Client side — listen for token refresh

// src/lib/firebase/client.ts
import { getAuth, onIdTokenChanged } from 'firebase/auth';

export function startTokenSync() {
  const auth = getAuth();

  onIdTokenChanged(auth, async (user) => {
    if (user) {
      // Firebase auto-refreshes the token every ~55 minutes.
      // onIdTokenChanged fires whenever the token is renewed.
      const freshToken = await user.getIdToken();
      // Send it to your server so it can update the session cookie.
      await fetch('/api/session/refresh', {
        method: 'POST',
        headers: { 'Content-Type': 'application/json' },
        body: JSON.stringify({ idToken: freshToken }),
      });
    } else {
      // User signed out — clear the cookie on the server
      await fetch('/api/session/logout', { method: 'POST' });
    }
  });
}

Call startTokenSync() once in your root layout after the user logs in.
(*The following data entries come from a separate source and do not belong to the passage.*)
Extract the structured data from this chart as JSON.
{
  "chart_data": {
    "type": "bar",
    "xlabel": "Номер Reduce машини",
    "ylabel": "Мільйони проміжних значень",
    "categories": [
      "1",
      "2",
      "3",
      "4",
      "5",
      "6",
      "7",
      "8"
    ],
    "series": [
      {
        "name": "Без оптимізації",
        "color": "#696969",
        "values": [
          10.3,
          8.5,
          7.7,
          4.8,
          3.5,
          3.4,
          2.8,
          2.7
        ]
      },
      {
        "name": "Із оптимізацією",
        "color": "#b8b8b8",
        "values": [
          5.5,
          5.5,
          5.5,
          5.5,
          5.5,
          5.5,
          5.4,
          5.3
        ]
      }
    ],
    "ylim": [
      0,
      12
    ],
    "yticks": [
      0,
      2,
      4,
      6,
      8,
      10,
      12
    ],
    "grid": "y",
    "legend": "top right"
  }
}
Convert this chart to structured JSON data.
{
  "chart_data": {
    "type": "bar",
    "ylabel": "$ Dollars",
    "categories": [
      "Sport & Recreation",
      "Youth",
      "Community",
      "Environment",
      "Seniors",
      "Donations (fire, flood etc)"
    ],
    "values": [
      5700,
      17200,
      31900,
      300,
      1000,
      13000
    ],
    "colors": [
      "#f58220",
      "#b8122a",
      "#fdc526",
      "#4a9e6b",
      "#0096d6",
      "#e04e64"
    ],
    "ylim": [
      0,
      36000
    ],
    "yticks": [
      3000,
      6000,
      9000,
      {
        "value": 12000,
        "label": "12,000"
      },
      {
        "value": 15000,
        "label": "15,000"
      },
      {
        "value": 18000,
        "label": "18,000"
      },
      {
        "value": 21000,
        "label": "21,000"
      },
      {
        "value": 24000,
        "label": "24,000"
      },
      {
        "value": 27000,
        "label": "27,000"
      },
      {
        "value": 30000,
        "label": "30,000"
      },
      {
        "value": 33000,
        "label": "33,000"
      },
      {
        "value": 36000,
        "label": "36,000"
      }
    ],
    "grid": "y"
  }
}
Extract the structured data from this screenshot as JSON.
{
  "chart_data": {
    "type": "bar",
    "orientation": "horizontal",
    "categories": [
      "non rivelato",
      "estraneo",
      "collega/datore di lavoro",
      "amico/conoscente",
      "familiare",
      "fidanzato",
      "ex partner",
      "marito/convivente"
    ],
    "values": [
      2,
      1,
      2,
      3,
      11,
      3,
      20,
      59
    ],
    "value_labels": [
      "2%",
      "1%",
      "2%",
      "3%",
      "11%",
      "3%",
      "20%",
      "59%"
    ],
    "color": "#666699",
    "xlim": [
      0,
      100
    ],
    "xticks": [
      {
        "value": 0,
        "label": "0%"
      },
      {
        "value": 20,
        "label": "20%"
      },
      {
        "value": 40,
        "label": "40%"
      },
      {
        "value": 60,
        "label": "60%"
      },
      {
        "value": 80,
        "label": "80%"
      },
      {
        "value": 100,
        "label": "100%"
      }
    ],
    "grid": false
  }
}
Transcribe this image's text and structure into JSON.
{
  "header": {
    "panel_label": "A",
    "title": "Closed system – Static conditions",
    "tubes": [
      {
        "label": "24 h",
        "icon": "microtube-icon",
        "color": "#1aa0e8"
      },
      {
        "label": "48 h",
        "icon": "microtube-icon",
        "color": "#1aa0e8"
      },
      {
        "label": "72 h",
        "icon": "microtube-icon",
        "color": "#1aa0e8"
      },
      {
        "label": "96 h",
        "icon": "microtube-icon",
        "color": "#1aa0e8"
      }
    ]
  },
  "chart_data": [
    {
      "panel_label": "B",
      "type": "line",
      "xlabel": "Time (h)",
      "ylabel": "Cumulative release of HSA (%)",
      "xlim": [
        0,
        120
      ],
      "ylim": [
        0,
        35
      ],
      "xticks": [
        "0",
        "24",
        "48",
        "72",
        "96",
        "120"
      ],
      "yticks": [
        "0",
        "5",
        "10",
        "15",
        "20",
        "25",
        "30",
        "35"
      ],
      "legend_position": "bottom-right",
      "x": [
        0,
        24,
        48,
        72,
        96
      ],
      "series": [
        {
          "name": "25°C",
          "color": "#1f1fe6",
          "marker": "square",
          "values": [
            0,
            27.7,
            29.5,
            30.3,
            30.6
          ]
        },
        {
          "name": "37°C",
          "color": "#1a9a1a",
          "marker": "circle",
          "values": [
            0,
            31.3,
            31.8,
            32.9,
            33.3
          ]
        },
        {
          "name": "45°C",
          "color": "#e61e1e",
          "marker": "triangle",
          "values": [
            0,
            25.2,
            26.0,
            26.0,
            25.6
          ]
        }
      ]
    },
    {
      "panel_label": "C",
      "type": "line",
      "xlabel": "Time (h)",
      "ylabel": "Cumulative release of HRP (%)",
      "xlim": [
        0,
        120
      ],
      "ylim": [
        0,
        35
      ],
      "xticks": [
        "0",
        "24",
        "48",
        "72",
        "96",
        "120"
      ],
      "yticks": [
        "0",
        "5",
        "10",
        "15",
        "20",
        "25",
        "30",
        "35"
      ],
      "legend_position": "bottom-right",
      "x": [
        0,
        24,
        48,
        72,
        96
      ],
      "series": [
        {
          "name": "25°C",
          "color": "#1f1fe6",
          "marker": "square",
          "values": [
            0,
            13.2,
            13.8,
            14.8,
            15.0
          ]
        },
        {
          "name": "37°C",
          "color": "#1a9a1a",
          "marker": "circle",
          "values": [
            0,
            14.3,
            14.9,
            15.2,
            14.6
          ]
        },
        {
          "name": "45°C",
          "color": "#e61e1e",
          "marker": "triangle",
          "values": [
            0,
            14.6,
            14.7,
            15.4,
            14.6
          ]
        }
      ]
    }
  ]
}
Server side — refresh endpoint

// src/routes/api/session/refresh/+server.ts
import { json } from '@sveltejs/kit';
import { adminAuth } from '$lib/firebase/admin';

export async function POST({ request, cookies }) {
  const { idToken } = await request.json();

  // Verify the new token is legitimate before issuing a new cookie
  await adminAuth.verifyIdToken(idToken);

  const expiresIn = 60 * 60 * 24 * 5 * 1000; // 5 days
  const sessionCookie = await adminAuth.createSessionCookie(idToken, { expiresIn });

  cookies.set('session', sessionCookie, {
    path: '/',
    httpOnly: true,
    secure: true,
    sameSite: 'strict',
    maxAge: expiresIn / 1000,
  });

  return json({ status: 'refreshed' });
}

Middleware — handle the expired cookie gracefully

// src/hooks.server.ts
import { adminAuth } from '$lib/firebase/admin';

export async function handle({ event, resolve }) {
  const session = event.cookies.get('session');
  if (!session) return resolve(event);

  try {
    const decoded = await adminAuth.verifySessionCookie(session, true);
    event.locals.user = decoded;
  } catch (err: any) {
    if (err.code === 'auth/session-cookie-expired') {
      // Cookie expired — clear it and let the client's onIdTokenChanged
      // fire a refresh automatically once the page reloads.
      event.cookies.delete('session', { path: '/' });
    }
    event.locals.user = null;
  }

  return resolve(event);
}

Why this works without redirecting to login

Firebase clients automatically refresh ID tokens every ~55 minutes in the background. onIdTokenChanged fires whenever a new token is issued — you just need to forward it to your server. The user never sees a login screen unless they are actually signed out.

The key insight: the server cannot initiate a refresh, but it does not need to. The client always has a valid token as long as the Firebase session is alive; the server just needs a way to receive the new token when it arrives.